Installation of soundproofing lightweight gypsum used to absorb sound transmission
Graphic courtesy of Serious Materials
Sustainability - more acoustic performance with less material
The soundproofing material inside of a 5/8-inch gypsum wallboard is less than one-thirtieth of an inch thick. Lightweight and soundproof, gypsum wallboards deliver soundproofing with many fewer layers of drywall - often less than half of the materials typically used in wall construction - while achieving the same acoustical performance values. Typical soundproofing wall construction used in school projects can use as much as four to six layers of traditional drywall. Other options include the design of walls with double studs to achieve higher performance values. Professionals specifying this product will use less material, less labor and will have less waste on the construction site, as well as gaining additional square footage. With this improved soundproofing technology, professionals can reduce drywall material useage in these situations or applications by up to 75 percent. Moreover, the primary and most sustainable reason to use soundproofing drywall is to enhance human performance and create a "high performance acoustic learning classroom." Soundproofing lightweight gypsum wall boards reduce noise from 70 to 97 percent and can result in STC ratings from 46 to 80 for walls - depending upon the wall assembly

What's next?
According to Brandon Tinianov, CTO of Serious Materials, "One important and overlooked category of acoustical materials is high-performance windows for classroom acoustics." New acoustical windows may be able to achieve sound transmission levels from 35 to 40 STC, STC ratings that are growing closer to wall acoustical performances. These windows will not look any different to the viewer, they will have the same visible transmission values, but they will be heavier and potentially have a thicker profile. Engineers will manipulate the air space in windows to achieve these greater performance levels.
PERFORATED WOOD VENEER AND METAL PANELS
BIM-driven Manufacturing - Making Custom Designs Affordable
BIM-driven manufacturing now allows competitively priced, mass customization of ceilings and interior walls panels.

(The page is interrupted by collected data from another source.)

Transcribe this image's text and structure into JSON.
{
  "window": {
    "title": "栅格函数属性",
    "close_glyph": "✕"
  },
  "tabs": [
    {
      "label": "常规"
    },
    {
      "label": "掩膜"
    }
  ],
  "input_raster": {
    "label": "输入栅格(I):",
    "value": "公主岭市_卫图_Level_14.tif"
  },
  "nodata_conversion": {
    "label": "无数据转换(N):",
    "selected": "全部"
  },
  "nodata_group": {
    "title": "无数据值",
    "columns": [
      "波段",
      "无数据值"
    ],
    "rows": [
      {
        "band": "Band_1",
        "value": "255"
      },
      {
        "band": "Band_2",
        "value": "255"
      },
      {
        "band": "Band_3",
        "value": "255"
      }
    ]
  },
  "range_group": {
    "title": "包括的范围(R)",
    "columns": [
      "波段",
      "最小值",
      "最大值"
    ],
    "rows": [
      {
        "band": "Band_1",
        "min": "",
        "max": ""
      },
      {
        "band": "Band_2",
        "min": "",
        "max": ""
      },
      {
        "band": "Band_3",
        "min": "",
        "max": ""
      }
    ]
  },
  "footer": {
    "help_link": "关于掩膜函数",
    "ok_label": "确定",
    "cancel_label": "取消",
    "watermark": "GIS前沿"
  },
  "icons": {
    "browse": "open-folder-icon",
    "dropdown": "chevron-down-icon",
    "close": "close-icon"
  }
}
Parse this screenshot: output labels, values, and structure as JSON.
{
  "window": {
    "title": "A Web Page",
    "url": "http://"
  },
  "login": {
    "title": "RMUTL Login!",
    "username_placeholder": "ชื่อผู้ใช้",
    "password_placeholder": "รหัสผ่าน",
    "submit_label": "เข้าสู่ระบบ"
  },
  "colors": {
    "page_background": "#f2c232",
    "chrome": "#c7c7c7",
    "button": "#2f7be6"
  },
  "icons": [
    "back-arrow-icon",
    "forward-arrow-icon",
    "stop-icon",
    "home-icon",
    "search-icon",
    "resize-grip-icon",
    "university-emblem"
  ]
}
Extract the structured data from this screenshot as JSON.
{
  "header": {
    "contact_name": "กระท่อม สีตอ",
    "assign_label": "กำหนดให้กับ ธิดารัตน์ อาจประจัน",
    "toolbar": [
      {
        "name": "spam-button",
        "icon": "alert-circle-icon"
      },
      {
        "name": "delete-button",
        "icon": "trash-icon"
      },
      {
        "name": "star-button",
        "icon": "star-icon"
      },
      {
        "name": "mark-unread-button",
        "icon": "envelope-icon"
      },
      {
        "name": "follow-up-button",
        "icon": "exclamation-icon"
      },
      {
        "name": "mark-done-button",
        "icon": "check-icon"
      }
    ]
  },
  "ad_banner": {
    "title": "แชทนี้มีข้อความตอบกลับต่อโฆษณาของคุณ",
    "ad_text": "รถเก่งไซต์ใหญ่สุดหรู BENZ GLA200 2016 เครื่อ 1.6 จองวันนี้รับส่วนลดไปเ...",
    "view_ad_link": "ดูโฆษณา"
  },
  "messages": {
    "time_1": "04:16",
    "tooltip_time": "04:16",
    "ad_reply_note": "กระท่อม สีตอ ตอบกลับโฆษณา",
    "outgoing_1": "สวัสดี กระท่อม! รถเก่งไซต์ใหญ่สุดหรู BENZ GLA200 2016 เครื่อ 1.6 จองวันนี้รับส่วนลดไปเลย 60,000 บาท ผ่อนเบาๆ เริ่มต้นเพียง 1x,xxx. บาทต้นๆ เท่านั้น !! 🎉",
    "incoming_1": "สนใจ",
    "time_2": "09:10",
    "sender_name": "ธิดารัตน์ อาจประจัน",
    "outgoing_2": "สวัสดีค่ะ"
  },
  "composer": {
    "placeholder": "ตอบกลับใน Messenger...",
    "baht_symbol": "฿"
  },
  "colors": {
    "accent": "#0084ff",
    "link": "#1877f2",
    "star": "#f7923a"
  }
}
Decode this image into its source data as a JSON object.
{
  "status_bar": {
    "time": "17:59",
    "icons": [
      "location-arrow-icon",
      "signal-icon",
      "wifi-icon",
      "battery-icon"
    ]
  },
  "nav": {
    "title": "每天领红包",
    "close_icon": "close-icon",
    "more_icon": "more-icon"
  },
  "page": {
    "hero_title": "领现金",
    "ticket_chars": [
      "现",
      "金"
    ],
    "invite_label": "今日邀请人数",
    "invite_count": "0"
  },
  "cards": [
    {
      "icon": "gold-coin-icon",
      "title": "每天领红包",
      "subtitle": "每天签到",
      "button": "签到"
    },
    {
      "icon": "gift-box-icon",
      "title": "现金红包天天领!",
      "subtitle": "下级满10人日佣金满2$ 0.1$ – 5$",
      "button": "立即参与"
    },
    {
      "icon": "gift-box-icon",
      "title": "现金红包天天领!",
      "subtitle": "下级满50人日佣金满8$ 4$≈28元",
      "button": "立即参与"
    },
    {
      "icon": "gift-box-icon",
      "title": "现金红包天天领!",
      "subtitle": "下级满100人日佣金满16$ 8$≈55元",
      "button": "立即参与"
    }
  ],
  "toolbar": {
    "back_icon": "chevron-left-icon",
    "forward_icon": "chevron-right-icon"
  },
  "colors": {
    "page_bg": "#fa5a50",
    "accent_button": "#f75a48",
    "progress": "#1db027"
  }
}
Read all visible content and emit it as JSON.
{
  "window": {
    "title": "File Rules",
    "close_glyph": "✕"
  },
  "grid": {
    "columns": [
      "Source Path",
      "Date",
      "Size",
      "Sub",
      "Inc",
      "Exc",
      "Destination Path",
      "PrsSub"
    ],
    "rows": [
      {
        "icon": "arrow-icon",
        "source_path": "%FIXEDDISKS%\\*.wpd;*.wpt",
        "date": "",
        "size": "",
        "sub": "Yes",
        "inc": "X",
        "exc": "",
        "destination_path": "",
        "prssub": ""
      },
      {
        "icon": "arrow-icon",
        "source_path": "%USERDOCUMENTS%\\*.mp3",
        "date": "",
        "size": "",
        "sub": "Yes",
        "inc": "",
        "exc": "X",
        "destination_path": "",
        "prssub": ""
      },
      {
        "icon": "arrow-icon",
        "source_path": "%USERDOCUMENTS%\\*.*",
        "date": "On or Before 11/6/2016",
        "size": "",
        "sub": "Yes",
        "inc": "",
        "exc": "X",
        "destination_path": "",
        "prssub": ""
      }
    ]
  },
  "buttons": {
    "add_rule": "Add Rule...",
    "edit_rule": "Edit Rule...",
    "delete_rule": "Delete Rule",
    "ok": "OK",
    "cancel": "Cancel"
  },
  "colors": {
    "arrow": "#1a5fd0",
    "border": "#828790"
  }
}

One progressive manufacturer, for example, creates three dimensional building information models (BIM) of ceiling or wall designs, then transfers the geometric data into automated punching machines that trim aluminum or wood-veneered sheets into any size and shape, with tolerances as close as 0.005-inch. After punching, panels are fed through automated machinery that curve panels and form the bends at panel edges. The newest generation of this computer aided manufacturing process allows designers to use curved surfaces, tessellated geometries, and other complex designs without paying the premium prices formerly associated with custom ceilings or walls.
The same machines can make as many as 7,000 unique perforations per minute to give panels the desired appearance and acoustical properties. Designers can select the size, shape, and spacing of the perforations, and can even use the perforations like pixels to create patterns, logos, wayfinding cues, and other graphic images. Recent process improvements have made it possible to specify micro-perforations that are almost invisible when viewed at standard ceiling heights yet still afford high noise reduction properties. Larger perforations can be illuminated from above to create luminous ceilings.
Ceilings increasingly require careful integration with light fixtures, fire sprinklers, HVAC louvers and grilles, and other building services. Required penetrations for these services are located in the BIM and then formed in the factory to simplify field installation, reduce job site waste, and assure that services are optimally located to maintain the overall good looks of the ceiling.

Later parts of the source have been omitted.